We should also verify that only a small subset of parameters are set for training, and activate training mode while preserving the frozen state of the main model parameters.
model.freeze()
linear_to_lora_layers(model, lora_config["num_layers"], lora_config["lora_parameters"])
num_train_params = sum(v.size for _, v in tree_flatten(model.trainable_parameters()))
print(f"Number of trainable parameters: {num_train_params}")
model.train()
We can also create a class to follow the train and validation loss metrics during the training process
class Metrics:
def __init__(self) -> None:
self.train_losses: List[Tuple[int, float]] = []

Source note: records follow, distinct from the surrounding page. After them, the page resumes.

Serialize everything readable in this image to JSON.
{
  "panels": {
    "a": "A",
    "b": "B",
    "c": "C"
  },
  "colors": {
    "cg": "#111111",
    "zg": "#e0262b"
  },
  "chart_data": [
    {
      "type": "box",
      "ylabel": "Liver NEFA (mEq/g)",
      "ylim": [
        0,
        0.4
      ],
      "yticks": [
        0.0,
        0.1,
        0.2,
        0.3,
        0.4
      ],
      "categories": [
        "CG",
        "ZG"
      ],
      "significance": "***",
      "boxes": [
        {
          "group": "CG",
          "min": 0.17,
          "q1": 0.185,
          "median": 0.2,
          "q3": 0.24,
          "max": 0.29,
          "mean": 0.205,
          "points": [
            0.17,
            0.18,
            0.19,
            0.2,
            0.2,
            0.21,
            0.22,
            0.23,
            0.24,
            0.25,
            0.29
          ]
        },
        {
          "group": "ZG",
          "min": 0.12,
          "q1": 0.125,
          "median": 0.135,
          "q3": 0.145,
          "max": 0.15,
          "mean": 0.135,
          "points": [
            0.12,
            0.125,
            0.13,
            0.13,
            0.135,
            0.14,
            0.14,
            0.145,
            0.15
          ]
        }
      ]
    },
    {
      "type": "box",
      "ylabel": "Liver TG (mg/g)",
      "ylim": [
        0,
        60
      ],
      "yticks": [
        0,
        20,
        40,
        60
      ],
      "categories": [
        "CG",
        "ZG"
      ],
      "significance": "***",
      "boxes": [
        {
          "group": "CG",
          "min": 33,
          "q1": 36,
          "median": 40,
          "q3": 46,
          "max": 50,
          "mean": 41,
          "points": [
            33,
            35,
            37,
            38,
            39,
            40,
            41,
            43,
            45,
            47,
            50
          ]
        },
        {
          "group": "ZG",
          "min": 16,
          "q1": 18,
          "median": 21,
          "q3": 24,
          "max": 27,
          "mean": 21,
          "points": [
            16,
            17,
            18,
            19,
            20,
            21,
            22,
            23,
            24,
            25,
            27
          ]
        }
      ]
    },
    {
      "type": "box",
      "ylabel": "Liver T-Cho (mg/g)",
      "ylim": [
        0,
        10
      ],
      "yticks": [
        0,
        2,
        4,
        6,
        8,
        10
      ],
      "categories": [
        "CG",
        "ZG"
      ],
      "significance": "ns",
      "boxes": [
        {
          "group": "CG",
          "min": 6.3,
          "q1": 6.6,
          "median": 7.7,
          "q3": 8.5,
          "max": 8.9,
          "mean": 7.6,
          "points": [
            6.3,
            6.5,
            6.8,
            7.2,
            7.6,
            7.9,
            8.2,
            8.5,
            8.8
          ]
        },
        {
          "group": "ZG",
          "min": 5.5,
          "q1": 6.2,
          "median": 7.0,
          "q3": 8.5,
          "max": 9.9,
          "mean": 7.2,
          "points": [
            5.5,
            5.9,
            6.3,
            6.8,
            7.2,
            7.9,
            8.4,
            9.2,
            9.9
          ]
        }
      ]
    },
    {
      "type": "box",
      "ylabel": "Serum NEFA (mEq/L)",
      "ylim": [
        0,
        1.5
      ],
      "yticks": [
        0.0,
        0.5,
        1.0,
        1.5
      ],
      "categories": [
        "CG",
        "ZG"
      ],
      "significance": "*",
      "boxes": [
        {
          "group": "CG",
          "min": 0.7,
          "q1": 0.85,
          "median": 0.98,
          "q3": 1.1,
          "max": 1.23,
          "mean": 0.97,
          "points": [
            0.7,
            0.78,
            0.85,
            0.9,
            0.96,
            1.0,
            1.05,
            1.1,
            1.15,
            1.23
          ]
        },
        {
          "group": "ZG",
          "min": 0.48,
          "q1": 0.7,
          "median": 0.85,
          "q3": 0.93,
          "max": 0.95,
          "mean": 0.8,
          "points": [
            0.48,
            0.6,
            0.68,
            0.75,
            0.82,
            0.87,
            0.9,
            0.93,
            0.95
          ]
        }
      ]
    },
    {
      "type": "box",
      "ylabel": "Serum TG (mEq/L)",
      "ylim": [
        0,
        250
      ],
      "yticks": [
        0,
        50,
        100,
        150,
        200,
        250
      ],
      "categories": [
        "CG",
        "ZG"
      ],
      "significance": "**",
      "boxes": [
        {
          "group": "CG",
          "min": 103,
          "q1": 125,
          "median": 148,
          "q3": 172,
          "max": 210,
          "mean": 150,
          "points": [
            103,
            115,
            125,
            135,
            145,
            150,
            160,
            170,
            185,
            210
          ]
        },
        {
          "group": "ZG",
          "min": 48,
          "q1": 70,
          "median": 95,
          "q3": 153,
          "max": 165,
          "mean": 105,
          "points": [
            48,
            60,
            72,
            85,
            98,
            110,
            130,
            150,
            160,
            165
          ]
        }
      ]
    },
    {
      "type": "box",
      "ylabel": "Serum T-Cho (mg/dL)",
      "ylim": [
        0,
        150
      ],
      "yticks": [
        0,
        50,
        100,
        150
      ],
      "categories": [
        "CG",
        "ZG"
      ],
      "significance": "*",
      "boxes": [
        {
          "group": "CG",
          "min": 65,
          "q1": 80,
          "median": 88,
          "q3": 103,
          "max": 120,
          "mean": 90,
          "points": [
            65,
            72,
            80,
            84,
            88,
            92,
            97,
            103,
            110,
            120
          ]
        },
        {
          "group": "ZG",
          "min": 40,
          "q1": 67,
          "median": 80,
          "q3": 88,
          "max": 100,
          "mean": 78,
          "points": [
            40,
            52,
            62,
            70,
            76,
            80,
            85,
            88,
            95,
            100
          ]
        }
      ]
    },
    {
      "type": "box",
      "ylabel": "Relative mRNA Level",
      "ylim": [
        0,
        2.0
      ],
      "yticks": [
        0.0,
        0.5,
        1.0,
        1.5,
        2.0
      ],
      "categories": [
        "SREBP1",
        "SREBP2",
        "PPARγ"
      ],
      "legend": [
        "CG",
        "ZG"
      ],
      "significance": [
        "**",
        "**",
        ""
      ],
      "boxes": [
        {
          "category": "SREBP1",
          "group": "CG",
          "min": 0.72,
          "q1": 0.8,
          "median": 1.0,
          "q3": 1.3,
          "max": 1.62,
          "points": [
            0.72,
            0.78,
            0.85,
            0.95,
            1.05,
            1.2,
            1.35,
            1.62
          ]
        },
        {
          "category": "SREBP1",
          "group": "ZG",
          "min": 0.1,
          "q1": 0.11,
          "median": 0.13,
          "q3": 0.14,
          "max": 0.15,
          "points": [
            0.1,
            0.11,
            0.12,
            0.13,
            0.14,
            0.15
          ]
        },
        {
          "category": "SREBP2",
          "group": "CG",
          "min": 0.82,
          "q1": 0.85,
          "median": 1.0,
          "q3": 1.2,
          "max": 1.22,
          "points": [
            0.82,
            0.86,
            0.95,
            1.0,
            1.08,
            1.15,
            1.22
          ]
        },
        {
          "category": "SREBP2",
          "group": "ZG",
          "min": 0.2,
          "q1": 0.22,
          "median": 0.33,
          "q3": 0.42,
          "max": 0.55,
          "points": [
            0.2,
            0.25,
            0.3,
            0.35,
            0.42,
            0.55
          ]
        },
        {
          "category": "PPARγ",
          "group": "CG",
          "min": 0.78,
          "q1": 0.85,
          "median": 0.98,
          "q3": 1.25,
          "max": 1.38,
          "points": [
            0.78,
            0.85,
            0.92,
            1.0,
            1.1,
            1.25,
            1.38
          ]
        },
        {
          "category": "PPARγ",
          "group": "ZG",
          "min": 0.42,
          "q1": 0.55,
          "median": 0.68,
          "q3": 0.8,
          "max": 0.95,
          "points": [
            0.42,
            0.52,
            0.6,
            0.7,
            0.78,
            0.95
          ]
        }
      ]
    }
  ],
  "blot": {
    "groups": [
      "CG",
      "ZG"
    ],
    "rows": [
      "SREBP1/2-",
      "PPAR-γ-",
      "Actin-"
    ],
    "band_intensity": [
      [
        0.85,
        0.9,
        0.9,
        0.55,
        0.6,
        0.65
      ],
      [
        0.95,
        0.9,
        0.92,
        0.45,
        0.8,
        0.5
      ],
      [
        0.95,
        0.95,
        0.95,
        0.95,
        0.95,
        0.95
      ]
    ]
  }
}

self.val_losses: List[Tuple[int, float]] = []
def on_train_loss_report(self, info: Dict[str, Union[float, int]]) -> None:
self.train_losses.append((info["iteration"], info["train_loss"]))
def on_val_loss_report(self, info: Dict[str, Union[float, int]]) -> None:
self.val_losses.append((info["iteration"], info["val_loss"]))
and create an instance of this class.
metrics = Metrics()
Data Loading
Here, we are creating a simplified variant of the following function for loading a Hugging Face dataset.
def custom_load_hf_dataset(
data_id: str,
tokenizer: PreTrainedTokenizer,
names: Tuple[str, str, str] = ("train", "valid", "test"),
):
from datasets import exceptions, load_dataset
try:
dataset = load_dataset(data_id)
train, valid, test = [
(
datasets.create_dataset(dataset[n], tokenizer)
if n in dataset.keys()
else []
)
for n in names
]
except exceptions.DatasetNotFoundError:
raise ValueError(f"Not found Hugging Face dataset: {data_id} .")
return train, valid, test
Then, let's load the win-wang/Machine_Learning_QA_Collection
dataset from Hugging Face.
train_set, val_set, test_set = custom_load_hf_dataset(
data_id="win-wang/Machine_Learning_QA_Collection",
tokenizer=tokenizer,
names=("train", "validation", "test"),
)
Fine-Tuning
Finally, we can begin the LoRA fine-tuning process by calling the train()
function.
train(
model=model,
tokenizer=tokenizer,
args=training_args,
optimizer=optim.Adam(learning_rate=1e-5),
train_dataset=train_set,
val_dataset=val_set,
training_callback=metrics,
)
After the training is completed, we can also plot the train and validation loss.
train_its, train_losses = zip(*metrics.train_losses)
validation_its, validation_losses = zip(*metrics.val_losses)
plt.plot(train_its, train_losses, "-o", label="Train")
plt.plot(validation_its, validation_losses, "-o", label="Validation")
plt.xlabel("Iteration")
plt.ylabel("Loss")
plt.legend()
plt.show()
For example, one of the trainings performed resulted in the following losses.
Test the model_lora
Now, we can load the fine-tuned model, specifying the adapter_path
,
model_lora, _ = load(model_path, adapter_path=adapter_path)
and we can generate an output for the same prompt as earlier.
response = generate(model_lora, tokenizer, prompt=prompt, verbose=True)
The generated response is:
Fine-tuning in machine learning refers to the process of adjusting the parameters of a pre-trained model to adapt it to a specific task or dataset. This approach is often used when the available data is limited, as it allows the model to leverage the knowledge it has already gained from previous training. Fine-tuning can improve the performance of a model on a new task, making it a valuable technique in many machine learning applications.
Conclusion
In this tutorial, we explored how to leverage MLX LM and LoRA for fine-tuning large language models on Apple silicon. We started by setting up the necessary environment, loading a pre-trained model from the MLX Community, and preparing our dataset from Hugging Face. By converting selected linear layers into LoRA adapters and freezing the majority of the model's weights, we efficiently fine-tuned the model using a modest computational footprint. This approach not only optimizes resource usage but also opens the door to experimenting with different fine-tuning strategies and datasets. Further modifications can be explored, such as experimenting with other adapter configurations like QLoRA (extends the LoRA approach by integrating quantization techniques), fusing adapters, integrating additional evaluation metrics to better understand a model's performance, etc. Happy fine-tuning!